Novel insights into possible ZnO nanoparticle-induced changes in key metabolic enzymes in HeLa cervical cancer cell line

Abstract

Nanoparticles, especially zinc oxide (ZnO) nanoparticles with specific toxicity to cancer cells, have attracted much attention in cancer therapy. The nicotinamide phosphoribosyltransferase (NAMPT) and sirtuins (1, 2, and 7) as key metabolic enzymes are overexpressed in cervical cancer. This study investigates the effect of ZnO nanoparticles on the expression of NAMPT and sirtuin 1, 2, and 7 genes in the cervical cancer cell line (HeLa). ZnO nanoparticles were purchased and then examined for size, shape, and morphology by dynamic light scattering (DLS), scanning electron microscopy (SEM), and UV-spectroscopy. The potential cytotoxicity of ZnO nanoparticles was investigated using the MTT assay, and the expression of NAMPT, SIRT1, SIRT2, and SIRT7 genes was analyzed using the qRT-PCR technique. ZnO nanoparticles with a size of about 60 nm had spherical morphology and a smooth surface and showed a sharp absorption band at 367 nm. Treatment with ZnO nanoparticles exhibited dose-dependent toxicity on HeLa cells. ZnO nanoparticles did not show a significant effect on NAMPT gene expression. A significant increase in the expression of SIRT1 and SIRT7 genes was observed in the treated groups compared to the untreated group.

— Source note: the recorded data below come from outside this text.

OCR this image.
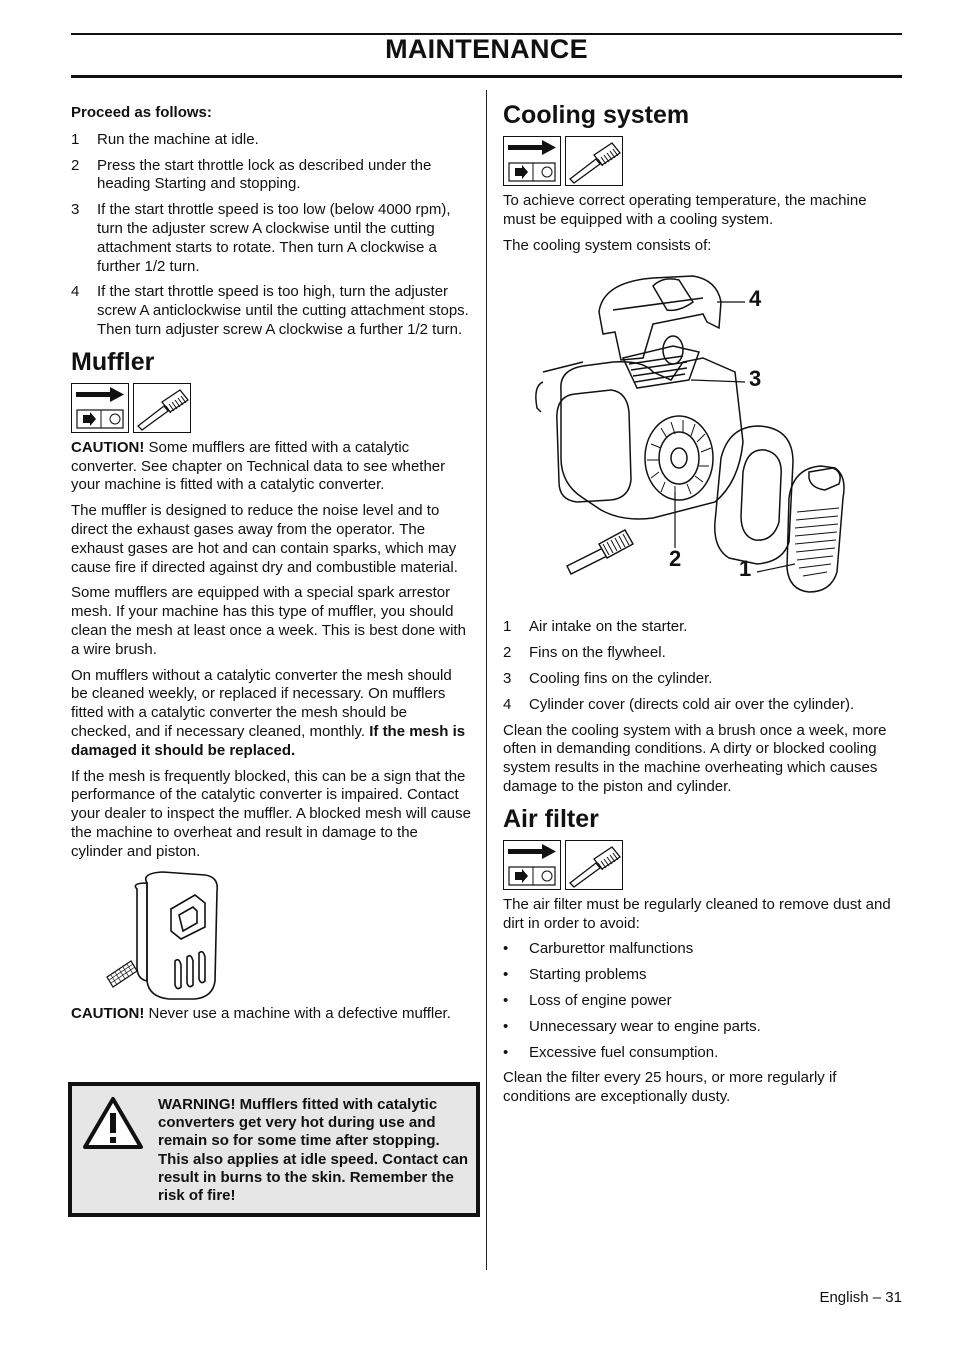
MAINTENANCE
Proceed as follows:
1 Run the machine at idle.
2 Press the start throttle lock as described under the heading Starting and stopping.
3 If the start throttle speed is too low (below 4000 rpm), turn the adjuster screw A clockwise until the cutting attachment starts to rotate. Then turn A clockwise a further 1/2 turn.
4 If the start throttle speed is too high, turn the adjuster screw A anticlockwise until the cutting attachment stops. Then turn adjuster screw A clockwise a further 1/2 turn.
Muffler

CAUTION! Some mufflers are fitted with a catalytic converter. See chapter on Technical data to see whether your machine is fitted with a catalytic converter.

The muffler is designed to reduce the noise level and to direct the exhaust gases away from the operator. The exhaust gases are hot and can contain sparks, which may cause fire if directed against dry and combustible material.

Some mufflers are equipped with a special spark arrestor mesh. If your machine has this type of muffler, you should clean the mesh at least once a week. This is best done with a wire brush.

On mufflers without a catalytic converter the mesh should be cleaned weekly, or replaced if necessary. On mufflers fitted with a catalytic converter the mesh should be checked, and if necessary cleaned, monthly. If the mesh is damaged it should be replaced.

If the mesh is frequently blocked, this can be a sign that the performance of the catalytic converter is impaired. Contact your dealer to inspect the muffler. A blocked mesh will cause the machine to overheat and result in damage to the cylinder and piston.

CAUTION! Never use a machine with a defective muffler.

WARNING! Mufflers fitted with catalytic converters get very hot during use and remain so for some time after stopping. This also applies at idle speed. Contact can result in burns to the skin. Remember the risk of fire!
Cooling system

To achieve correct operating temperature, the machine must be equipped with a cooling system.

The cooling system consists of:

4
3
2	1
1 Air intake on the starter.
2 Fins on the flywheel.
3 Cooling fins on the cylinder.
4 Cylinder cover (directs cold air over the cylinder).

Clean the cooling system with a brush once a week, more often in demanding conditions. A dirty or blocked cooling system results in the machine overheating which causes damage to the piston and cylinder.

Air filter

The air filter must be regularly cleaned to remove dust and dirt in order to avoid:

• Carburettor malfunctions
• Starting problems
• Loss of engine power
• Unnecessary wear to engine parts.
• Excessive fuel consumption.

Clean the filter every 25 hours, or more regularly if conditions are exceptionally dusty.

English – 31
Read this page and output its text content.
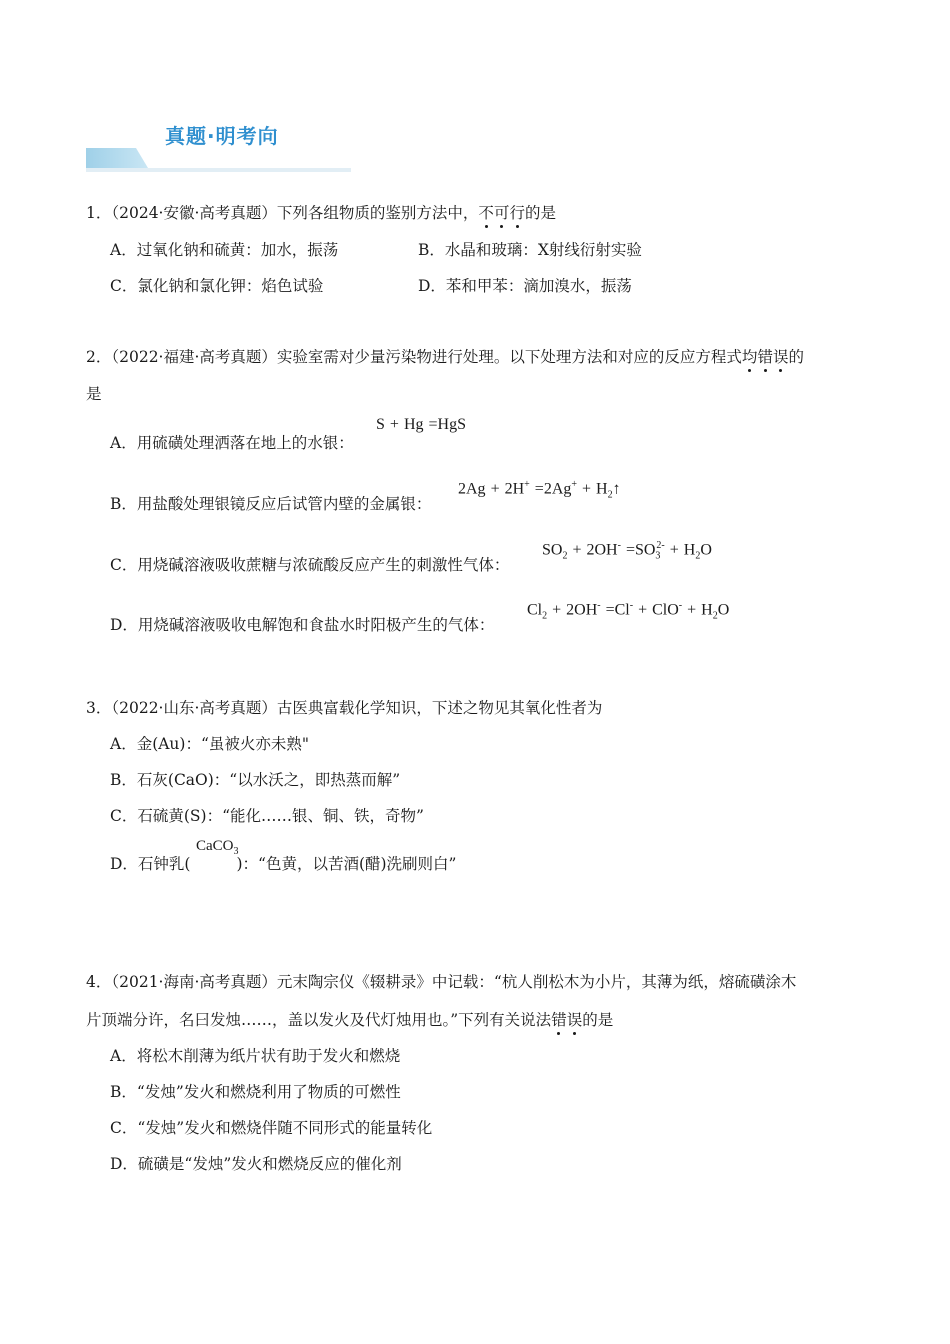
真题·明考向
1．（2024·安徽·高考真题）下列各组物质的鉴别方法中，不可行的是
A．过氧化钠和硫黄：加水，振荡	B．水晶和玻璃：X射线衍射实验
C．氯化钠和氯化钾：焰色试验	D．苯和甲苯：滴加溴水，振荡
2．（2022·福建·高考真题）实验室需对少量污染物进行处理。以下处理方法和对应的反应方程式均错误的
是
A．用硫磺处理洒落在地上的水银：
S + Hg =HgS
B．用盐酸处理银镜反应后试管内壁的金属银：
$2Ag + 2H^+ =2Ag^+ + H_2↑$
C．用烧碱溶液吸收蔗糖与浓硫酸反应产生的刺激性气体：
$SO_2 + 2OH^- =SO_3^{2-} + H_2O$
D．用烧碱溶液吸收电解饱和食盐水时阳极产生的气体：
$Cl_2 + 2OH^- =Cl^- + ClO^- + H_2O$
3．（2022·山东·高考真题）古医典富载化学知识，下述之物见其氧化性者为
A．金(Au)：“虽被火亦未熟"
B．石灰(CaO)：“以水沃之，即热蒸而解”
C．石硫黄(S)：“能化……银、铜、铁，奇物”
D．石钟乳(	)：“色黄，以苦酒(醋)洗刷则白”
CaCO$_3$
4．（2021·海南·高考真题）元末陶宗仪《辍耕录》中记载：“杭人削松木为小片，其薄为纸，熔硫磺涂木
片顶端分许，名曰发烛……，盖以发火及代灯烛用也。”下列有关说法错误的是
A．将松木削薄为纸片状有助于发火和燃烧
B．“发烛”发火和燃烧利用了物质的可燃性
C．“发烛”发火和燃烧伴随不同形式的能量转化
D．硫磺是“发烛”发火和燃烧反应的催化剂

In contrast, SIRT2 gene expression showed a significant decrease in treated groups compared to the untreated group. Treatment with ZnO nanoparticles led to changes in the gene expression of sirtuins (1, 2, and 7), thus possibly influencing the propagation of cervical cancer. However, more extensive research is needed to investigate the relationship between these findings and reveal the underlying mechanisms.